Proof of Euler's formula that doesn't use differentiation?
So I saw a 'proof' of the sine and cosine angle addition formulae, i.e. $\sin(x+y)=\sin x\cos y+\cos x \sin y$, using Euler's formula, $e^{ix}=\cos x+i\sin x$. By multiplying by $e^{iy}$, you can get the desired result.
However, this 'proof' appears to be circular reasoning, as all proofs I have seen of Euler's formula involve finding the derivative of the sine and cosine functions. But to find the derivative of sine and cosine from first principles requires the use of the sine and cosine angle addition formulae.
So is there any proof of Euler's formula that doesn't involve finding the derivative of sine or cosine? I know you can prove the trigonometric formulas geometrically, but it is more laborious to do.
For all real $z$, we have: $$e^z=\lim_{N\to\infty}\left(1+\frac zN\right)^N$$ so it seems like a good definition for complex $z$ as well. Letting $z=ix$ and using De Moivre and L'Hôpital gets you $\cos x+i\sin x$.

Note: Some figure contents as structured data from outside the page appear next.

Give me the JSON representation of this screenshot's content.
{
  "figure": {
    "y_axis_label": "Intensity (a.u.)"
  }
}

I will write down one of Eulers own proofs.
Euler starts with writing down De Moivres Formula (can be prooven by simple induction using some basic trig identities).

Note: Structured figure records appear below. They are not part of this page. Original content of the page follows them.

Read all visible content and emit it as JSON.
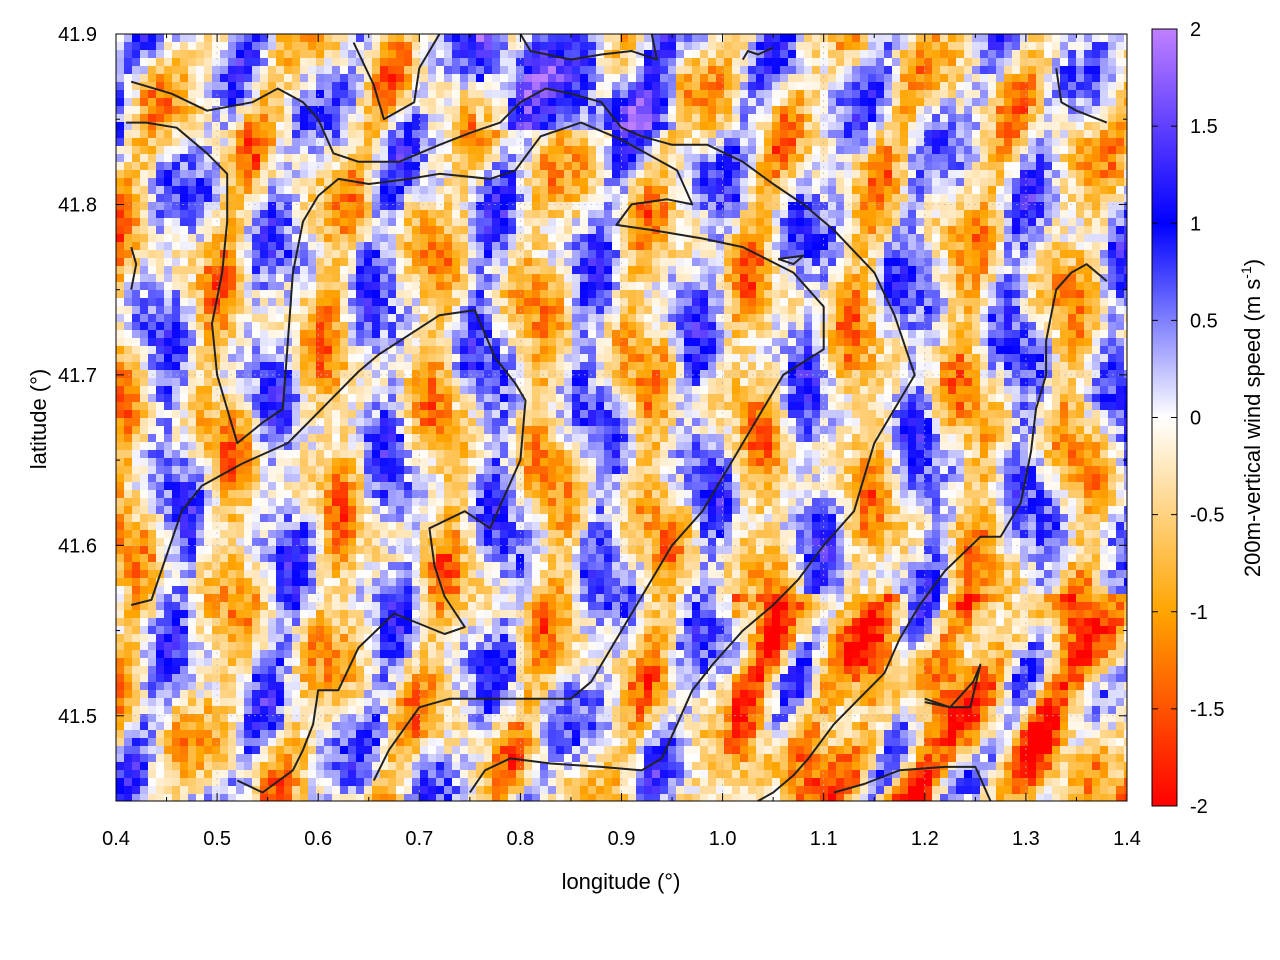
{
  "chart_data": {
    "type": "heatmap",
    "xlabel": "longitude (°)",
    "ylabel": "latitude (°)",
    "colorbar_label": "200m-vertical wind speed (m s",
    "colorbar_label_sup": "-1",
    "colorbar_label_end": ")",
    "xlim": [
      0.4,
      1.4
    ],
    "ylim": [
      41.45,
      41.9
    ],
    "x_ticks": [
      "0.4",
      "0.5",
      "0.6",
      "0.7",
      "0.8",
      "0.9",
      "1.0",
      "1.1",
      "1.2",
      "1.3",
      "1.4"
    ],
    "y_ticks": [
      "41.5",
      "41.6",
      "41.7",
      "41.8",
      "41.9"
    ],
    "color_ticks": [
      "2",
      "1.5",
      "1",
      "0.5",
      "0",
      "-0.5",
      "-1",
      "-1.5",
      "-2"
    ],
    "color_range": [
      -2,
      2
    ],
    "colorscale": [
      {
        "value": -2,
        "color": "#ff0000"
      },
      {
        "value": -1,
        "color": "#ffa500"
      },
      {
        "value": 0,
        "color": "#ffffff"
      },
      {
        "value": 1,
        "color": "#0000ff"
      },
      {
        "value": 2,
        "color": "#c080ff"
      }
    ],
    "grid": true,
    "contour_color": "#222222",
    "contours": [
      [
        [
          0.415,
          41.565
        ],
        [
          0.435,
          41.568
        ],
        [
          0.465,
          41.62
        ],
        [
          0.485,
          41.635
        ],
        [
          0.525,
          41.648
        ],
        [
          0.57,
          41.66
        ],
        [
          0.6,
          41.678
        ],
        [
          0.64,
          41.702
        ],
        [
          0.66,
          41.712
        ],
        [
          0.72,
          41.735
        ],
        [
          0.755,
          41.738
        ],
        [
          0.775,
          41.71
        ],
        [
          0.795,
          41.695
        ],
        [
          0.805,
          41.685
        ],
        [
          0.8,
          41.65
        ],
        [
          0.77,
          41.61
        ],
        [
          0.745,
          41.62
        ],
        [
          0.71,
          41.61
        ],
        [
          0.715,
          41.588
        ],
        [
          0.725,
          41.57
        ],
        [
          0.745,
          41.552
        ],
        [
          0.725,
          41.548
        ],
        [
          0.675,
          41.56
        ],
        [
          0.64,
          41.54
        ],
        [
          0.62,
          41.515
        ],
        [
          0.6,
          41.515
        ],
        [
          0.595,
          41.495
        ],
        [
          0.585,
          41.48
        ],
        [
          0.575,
          41.468
        ],
        [
          0.545,
          41.455
        ],
        [
          0.52,
          41.462
        ]
      ],
      [
        [
          0.655,
          41.462
        ],
        [
          0.67,
          41.48
        ],
        [
          0.7,
          41.505
        ],
        [
          0.73,
          41.51
        ],
        [
          0.77,
          41.51
        ],
        [
          0.8,
          41.51
        ],
        [
          0.85,
          41.51
        ],
        [
          0.87,
          41.52
        ],
        [
          0.9,
          41.55
        ],
        [
          0.92,
          41.57
        ],
        [
          0.95,
          41.6
        ],
        [
          0.98,
          41.62
        ],
        [
          1.0,
          41.64
        ],
        [
          1.02,
          41.66
        ],
        [
          1.04,
          41.68
        ],
        [
          1.06,
          41.7
        ],
        [
          1.1,
          41.715
        ],
        [
          1.1,
          41.74
        ],
        [
          1.07,
          41.76
        ],
        [
          1.02,
          41.775
        ],
        [
          0.98,
          41.78
        ],
        [
          0.93,
          41.785
        ],
        [
          0.895,
          41.788
        ],
        [
          0.91,
          41.8
        ],
        [
          0.945,
          41.803
        ],
        [
          0.97,
          41.8
        ],
        [
          0.955,
          41.82
        ],
        [
          0.9,
          41.838
        ],
        [
          0.86,
          41.848
        ],
        [
          0.82,
          41.84
        ],
        [
          0.795,
          41.82
        ],
        [
          0.77,
          41.815
        ],
        [
          0.72,
          41.818
        ],
        [
          0.69,
          41.815
        ],
        [
          0.65,
          41.812
        ],
        [
          0.62,
          41.815
        ],
        [
          0.6,
          41.805
        ],
        [
          0.585,
          41.79
        ],
        [
          0.575,
          41.76
        ],
        [
          0.57,
          41.72
        ],
        [
          0.565,
          41.68
        ],
        [
          0.545,
          41.672
        ],
        [
          0.52,
          41.66
        ],
        [
          0.5,
          41.7
        ],
        [
          0.495,
          41.73
        ],
        [
          0.505,
          41.76
        ],
        [
          0.51,
          41.79
        ],
        [
          0.51,
          41.818
        ],
        [
          0.49,
          41.83
        ],
        [
          0.46,
          41.845
        ],
        [
          0.43,
          41.848
        ],
        [
          0.41,
          41.848
        ]
      ],
      [
        [
          0.415,
          41.872
        ],
        [
          0.455,
          41.865
        ],
        [
          0.49,
          41.855
        ],
        [
          0.535,
          41.86
        ],
        [
          0.56,
          41.868
        ],
        [
          0.585,
          41.86
        ],
        [
          0.6,
          41.85
        ],
        [
          0.615,
          41.83
        ],
        [
          0.64,
          41.825
        ],
        [
          0.68,
          41.825
        ],
        [
          0.72,
          41.835
        ],
        [
          0.75,
          41.842
        ],
        [
          0.78,
          41.848
        ],
        [
          0.8,
          41.86
        ],
        [
          0.825,
          41.868
        ],
        [
          0.85,
          41.865
        ],
        [
          0.88,
          41.86
        ],
        [
          0.9,
          41.845
        ],
        [
          0.92,
          41.84
        ],
        [
          0.95,
          41.835
        ],
        [
          0.985,
          41.835
        ],
        [
          1.02,
          41.825
        ],
        [
          1.05,
          41.812
        ],
        [
          1.08,
          41.8
        ],
        [
          1.11,
          41.785
        ],
        [
          1.15,
          41.76
        ],
        [
          1.17,
          41.735
        ],
        [
          1.19,
          41.7
        ],
        [
          1.17,
          41.68
        ],
        [
          1.15,
          41.66
        ],
        [
          1.14,
          41.64
        ],
        [
          1.13,
          41.62
        ],
        [
          1.1,
          41.6
        ],
        [
          1.075,
          41.58
        ],
        [
          1.05,
          41.565
        ],
        [
          1.02,
          41.55
        ],
        [
          0.99,
          41.53
        ],
        [
          0.97,
          41.515
        ],
        [
          0.955,
          41.495
        ],
        [
          0.94,
          41.475
        ],
        [
          0.92,
          41.468
        ],
        [
          0.88,
          41.47
        ],
        [
          0.83,
          41.472
        ],
        [
          0.79,
          41.475
        ],
        [
          0.765,
          41.468
        ],
        [
          0.75,
          41.455
        ]
      ],
      [
        [
          0.635,
          41.895
        ],
        [
          0.655,
          41.87
        ],
        [
          0.665,
          41.85
        ],
        [
          0.695,
          41.86
        ],
        [
          0.7,
          41.88
        ],
        [
          0.72,
          41.9
        ]
      ],
      [
        [
          0.8,
          41.9
        ],
        [
          0.81,
          41.89
        ],
        [
          0.85,
          41.885
        ],
        [
          0.88,
          41.888
        ],
        [
          0.91,
          41.89
        ],
        [
          0.935,
          41.885
        ],
        [
          0.93,
          41.9
        ]
      ],
      [
        [
          1.02,
          41.885
        ],
        [
          1.025,
          41.89
        ],
        [
          1.035,
          41.888
        ],
        [
          1.05,
          41.892
        ]
      ],
      [
        [
          1.33,
          41.88
        ],
        [
          1.335,
          41.86
        ],
        [
          1.35,
          41.855
        ],
        [
          1.38,
          41.848
        ]
      ],
      [
        [
          1.38,
          41.755
        ],
        [
          1.36,
          41.765
        ],
        [
          1.345,
          41.76
        ],
        [
          1.33,
          41.75
        ],
        [
          1.32,
          41.72
        ],
        [
          1.32,
          41.7
        ],
        [
          1.31,
          41.68
        ],
        [
          1.305,
          41.655
        ],
        [
          1.295,
          41.625
        ],
        [
          1.275,
          41.605
        ],
        [
          1.255,
          41.605
        ],
        [
          1.22,
          41.585
        ],
        [
          1.195,
          41.565
        ],
        [
          1.175,
          41.545
        ],
        [
          1.16,
          41.525
        ],
        [
          1.135,
          41.51
        ],
        [
          1.11,
          41.495
        ],
        [
          1.085,
          41.475
        ],
        [
          1.07,
          41.465
        ],
        [
          1.05,
          41.455
        ],
        [
          1.035,
          41.45
        ]
      ],
      [
        [
          1.055,
          41.768
        ],
        [
          1.07,
          41.765
        ],
        [
          1.08,
          41.77
        ],
        [
          1.055,
          41.768
        ]
      ],
      [
        [
          1.2,
          41.508
        ],
        [
          1.225,
          41.505
        ],
        [
          1.245,
          41.505
        ],
        [
          1.255,
          41.53
        ],
        [
          1.248,
          41.52
        ],
        [
          1.225,
          41.505
        ],
        [
          1.2,
          41.51
        ]
      ],
      [
        [
          1.11,
          41.455
        ],
        [
          1.14,
          41.46
        ],
        [
          1.175,
          41.468
        ],
        [
          1.22,
          41.47
        ],
        [
          1.25,
          41.47
        ],
        [
          1.265,
          41.45
        ]
      ],
      [
        [
          0.415,
          41.775
        ],
        [
          0.42,
          41.765
        ],
        [
          0.415,
          41.75
        ]
      ]
    ]
  }
}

$$\cos(nx)+i\sin(nx)=\left( \cos(x)+i\sin(x)\right)^n$$
He says that $n$ is very large ($n \to \infty$) and $x$ is very small ($x\to 0$). The product of both will be a finite number called $\omega =nx$. Then he applies this as substitution for De Moivres Formula: $$\cos(\omega)+i\sin(\omega)=\left( \cos(\frac{\omega}{n})+i\sin(\frac{\omega}{n})\right)^n$$
Euler now applies the limit $n\to \infty$: $$\cos(\omega)+i\sin(\omega)=\lim_{n\to \infty}\left( \cos(\frac{\omega}{n})+i\sin(\frac{\omega}{n})\right)^n$$
using small angle aproximations $\cos(x)\approx 1$ and $\sin(x)\approx x$: $$\cos(\omega)+i\sin(\omega)=\lim_{n\to \infty}\left( 1+\frac{i\omega}{n}\right)^n=e^{i\omega}.$$
In the last line he applied the limit representation $e^x=\lim_{n\to \infty}(1+\frac{x}{n})^n$.
The proof might not be rigourus but it captures the main ideas in a very simple and beautiful way.
There is a way to prove Euler's formula without using power series. Try integrating $\frac {1}{1+x^2}$ using partial fractions to get a formula for the complex logarithm. You then have to use polar conversion formulas.
Another possible definition of sine and cosine is as solutions to the equation $$ u''+u=0, $$ with $\sin$ the one with $u(0)=0$, $u'(0)=1$, and $\sin$ defined as $-\cos'$ (uniqueness theorems implies this gives a workable definition). It is also apparent that if $u$ satisfies the equation, so does $au'$: $$ 0=a(u''+u)' = (au')''+(au'). $$ So we have the differential equation $$ \frac{d}{dx}(\cos{x}+i\sin{x}) = i(\cos{x}+i\sin{x}), $$ ($(\cos+i\cos')' = \cos'+i\cos''=\cos'+i\cos=i(\cos-i\cos')$) so $\cos{x}+i\sin{x}$ is a solution of $u'=iu$ with $u(0)=1$. But we know (from properties of the exponential, wherever you want to get them from) that $e^{ix}$ is also such a solution. Hence the uniqueness theorem gives $$ e^{ix}=\cos{x}+i\sin{x}. $$
Now, the addition formulae can also be proved by differentiation: we have that $$ u(x) = \sin{(x+y)} $$ is a solution to $u''+u=0$ with $u(0)=\sin{y}$, $u'(0)=\cos{y}$. Then uniqueness for differential equations implies that $$ u(x) = u(0)\cos{x}+u'(0)\sin{x} = \sin{y}\cos{x}+\cos{y}\sin{x}, $$ because $\cos$ and $\sin$ are linearly independent. You can do $\cos{(x+y)}$ in the same way.